Die Epoche der Renaissance und des Humanismus zeichnete sich vor allem durch eine grundlegende Errungenschaft aus: Ein neues Menschenbild. An der Schwelle zur Neuzeit stellte sich der Mensch ins Zentrum des eigenen Interesses. Das neue Selbstbewusstsein fand in der bildenden Kunst seinen entsprechenden Ausdruck. Nicht nur in der neuen Bildaufgabe des Portraits, sondern auch in der vielfältigen künstlerischen Auseinandersetzung mit dem Akt, der Gestaltung des nackten menschlichen Körpers.

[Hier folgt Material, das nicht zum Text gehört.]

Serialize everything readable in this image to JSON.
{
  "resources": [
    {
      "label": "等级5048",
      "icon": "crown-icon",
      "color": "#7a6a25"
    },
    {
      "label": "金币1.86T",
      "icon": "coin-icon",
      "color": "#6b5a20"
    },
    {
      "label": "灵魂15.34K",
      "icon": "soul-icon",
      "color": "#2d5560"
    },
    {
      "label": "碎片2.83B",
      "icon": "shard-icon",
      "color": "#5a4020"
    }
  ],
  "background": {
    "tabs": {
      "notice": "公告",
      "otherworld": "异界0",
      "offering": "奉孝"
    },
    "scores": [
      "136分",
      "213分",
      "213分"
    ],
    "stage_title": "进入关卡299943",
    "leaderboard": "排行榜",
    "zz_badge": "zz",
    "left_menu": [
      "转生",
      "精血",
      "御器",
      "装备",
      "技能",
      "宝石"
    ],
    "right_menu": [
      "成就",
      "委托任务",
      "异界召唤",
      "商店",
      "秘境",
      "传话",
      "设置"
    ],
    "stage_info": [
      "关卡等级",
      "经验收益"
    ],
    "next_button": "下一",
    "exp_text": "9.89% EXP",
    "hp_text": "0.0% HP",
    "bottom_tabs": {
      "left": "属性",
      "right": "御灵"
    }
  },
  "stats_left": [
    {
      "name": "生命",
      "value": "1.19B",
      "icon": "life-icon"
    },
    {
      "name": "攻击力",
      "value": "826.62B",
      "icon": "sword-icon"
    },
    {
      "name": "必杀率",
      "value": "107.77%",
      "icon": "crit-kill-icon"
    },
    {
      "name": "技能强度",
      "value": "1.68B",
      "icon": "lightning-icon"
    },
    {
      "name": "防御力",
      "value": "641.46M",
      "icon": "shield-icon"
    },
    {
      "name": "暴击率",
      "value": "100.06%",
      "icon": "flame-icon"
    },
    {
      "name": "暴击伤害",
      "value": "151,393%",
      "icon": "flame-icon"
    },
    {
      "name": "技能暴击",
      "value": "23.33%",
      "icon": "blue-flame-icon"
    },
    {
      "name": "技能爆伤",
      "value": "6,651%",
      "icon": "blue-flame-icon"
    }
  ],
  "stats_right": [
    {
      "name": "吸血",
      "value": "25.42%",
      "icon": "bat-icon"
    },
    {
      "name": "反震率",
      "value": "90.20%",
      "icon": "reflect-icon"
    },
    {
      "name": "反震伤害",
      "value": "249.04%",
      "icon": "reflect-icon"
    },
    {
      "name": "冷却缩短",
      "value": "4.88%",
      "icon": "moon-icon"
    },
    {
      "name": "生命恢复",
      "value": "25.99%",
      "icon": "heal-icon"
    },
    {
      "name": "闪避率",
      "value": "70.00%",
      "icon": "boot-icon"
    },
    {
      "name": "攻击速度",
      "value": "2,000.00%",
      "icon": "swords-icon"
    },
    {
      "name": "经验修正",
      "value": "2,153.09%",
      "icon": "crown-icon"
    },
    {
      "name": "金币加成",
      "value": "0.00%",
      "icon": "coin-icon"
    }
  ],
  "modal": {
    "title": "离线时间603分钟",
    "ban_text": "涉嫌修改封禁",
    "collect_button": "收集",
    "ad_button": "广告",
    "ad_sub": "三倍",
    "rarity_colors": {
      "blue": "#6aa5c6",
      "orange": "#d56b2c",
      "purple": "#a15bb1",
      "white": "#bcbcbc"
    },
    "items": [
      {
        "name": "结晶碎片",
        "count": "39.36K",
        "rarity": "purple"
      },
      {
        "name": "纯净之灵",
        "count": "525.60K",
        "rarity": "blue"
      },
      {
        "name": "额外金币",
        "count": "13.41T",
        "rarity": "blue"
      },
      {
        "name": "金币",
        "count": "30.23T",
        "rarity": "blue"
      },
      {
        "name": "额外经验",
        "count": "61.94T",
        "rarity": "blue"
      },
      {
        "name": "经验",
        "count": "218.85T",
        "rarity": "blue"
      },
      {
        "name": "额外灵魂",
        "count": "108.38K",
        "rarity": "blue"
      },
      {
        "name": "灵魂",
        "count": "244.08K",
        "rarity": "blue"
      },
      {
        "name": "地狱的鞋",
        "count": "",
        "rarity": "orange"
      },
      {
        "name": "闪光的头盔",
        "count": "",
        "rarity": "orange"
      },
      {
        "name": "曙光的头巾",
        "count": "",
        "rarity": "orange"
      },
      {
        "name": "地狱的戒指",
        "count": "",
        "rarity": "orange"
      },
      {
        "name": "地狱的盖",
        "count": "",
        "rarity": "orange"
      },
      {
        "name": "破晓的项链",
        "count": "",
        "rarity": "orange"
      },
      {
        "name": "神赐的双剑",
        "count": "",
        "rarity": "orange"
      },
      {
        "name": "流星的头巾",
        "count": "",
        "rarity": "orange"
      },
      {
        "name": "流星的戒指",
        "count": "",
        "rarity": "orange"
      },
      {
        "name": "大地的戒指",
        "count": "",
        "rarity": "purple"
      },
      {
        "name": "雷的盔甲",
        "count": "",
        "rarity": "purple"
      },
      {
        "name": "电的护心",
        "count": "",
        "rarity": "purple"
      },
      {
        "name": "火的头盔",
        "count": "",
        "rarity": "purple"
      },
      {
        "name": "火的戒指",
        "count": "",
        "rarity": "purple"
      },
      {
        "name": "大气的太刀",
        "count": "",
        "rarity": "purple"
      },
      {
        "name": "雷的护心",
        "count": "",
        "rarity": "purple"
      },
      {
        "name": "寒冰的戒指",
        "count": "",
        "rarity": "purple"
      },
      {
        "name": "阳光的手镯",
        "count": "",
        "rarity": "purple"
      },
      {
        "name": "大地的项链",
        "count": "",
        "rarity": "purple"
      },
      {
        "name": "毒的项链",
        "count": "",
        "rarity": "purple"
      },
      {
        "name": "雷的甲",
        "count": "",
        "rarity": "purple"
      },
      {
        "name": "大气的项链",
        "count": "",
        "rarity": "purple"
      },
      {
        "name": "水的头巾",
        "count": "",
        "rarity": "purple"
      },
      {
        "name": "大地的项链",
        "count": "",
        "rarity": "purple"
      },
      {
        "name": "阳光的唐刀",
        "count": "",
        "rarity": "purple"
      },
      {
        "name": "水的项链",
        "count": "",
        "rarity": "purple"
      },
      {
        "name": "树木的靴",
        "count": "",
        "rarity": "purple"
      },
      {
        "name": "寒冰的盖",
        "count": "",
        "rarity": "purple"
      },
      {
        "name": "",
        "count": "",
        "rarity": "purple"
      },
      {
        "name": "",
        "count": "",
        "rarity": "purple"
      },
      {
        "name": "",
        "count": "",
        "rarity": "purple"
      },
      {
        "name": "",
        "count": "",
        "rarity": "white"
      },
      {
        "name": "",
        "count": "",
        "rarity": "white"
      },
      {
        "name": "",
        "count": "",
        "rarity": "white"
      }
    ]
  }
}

Wie so oft hat Albrecht Dürer auch auf diesem Gebiet Innovatives geleistet. Mit unglaublicher Intensität hatte er sich schon frühzeitig mit dem Studium nach der Natur beschäftigt. Sein weiblicher Akt von 1493 gilt als die erste erhaltene Aktdarstellung eines deutschen Künstlers, die nach einem lebenden Modell und zwar einer Badefrau gezeichnet wurde. Im Laufe seiner Italien-Aufenthalte entstanden weitere Studienblätter. Der tiefe Wunsch nach Wissen und Erkenntnis, nach allgemein gültigen Gesetzmäßigkeiten führte unter Anregung von Jacopo de Barbari zur lebenslangen Grundlagenforschung um Proportion auf Basis von Geometrie und Mathematik. Dürer griff oft auf interessante Motive aus der antiken Sagenwelt zurück, die die Beherrschung der Aktdarstellung erforderten, wie z.B. „Nemesis“ 1501/1502.

Der grandiose Kupferstich „Adam und Eva“, der dieses Jahr 500-jähriges Jubiläum hat und dank der Nürnberger Versicherungsgruppe im Germanischen Nationalmuseum präsentiert werden wird, gilt in jeder Hinsicht nicht nur als äußerst vollendetes, komplexes Meisterwerk, sondern auch als das exemplarische Renaissance-Werk schlechthin. Dem Blatt kommt damit als Höhepunkt und Quintessenz von Dürers Beschäftigung mit der menschlichen Proportion eine Sonderstellung zu. Es basiert auf vielen Vorarbeiten, die sich über einen Zeitraum von etwa vier Jahren erstreckten. Allein die Tatsache, dass Dürer die Grafik als Einzelblatt angelegt hatte, bedeutete laut Christian Schoen ein Novum in der Kunstgeschichte: Seine „zentrale Leistung besteht auch darin, dieses Sujet vom heilsgeschichtlichen Zusammenhang isoliert zu haben. (...) Stellte Dürer jedoch das Thema erstmals autonom dar, ohne einen vordergründigen Bezug zur Erlösungshoffnung, die in Christus münden muss“.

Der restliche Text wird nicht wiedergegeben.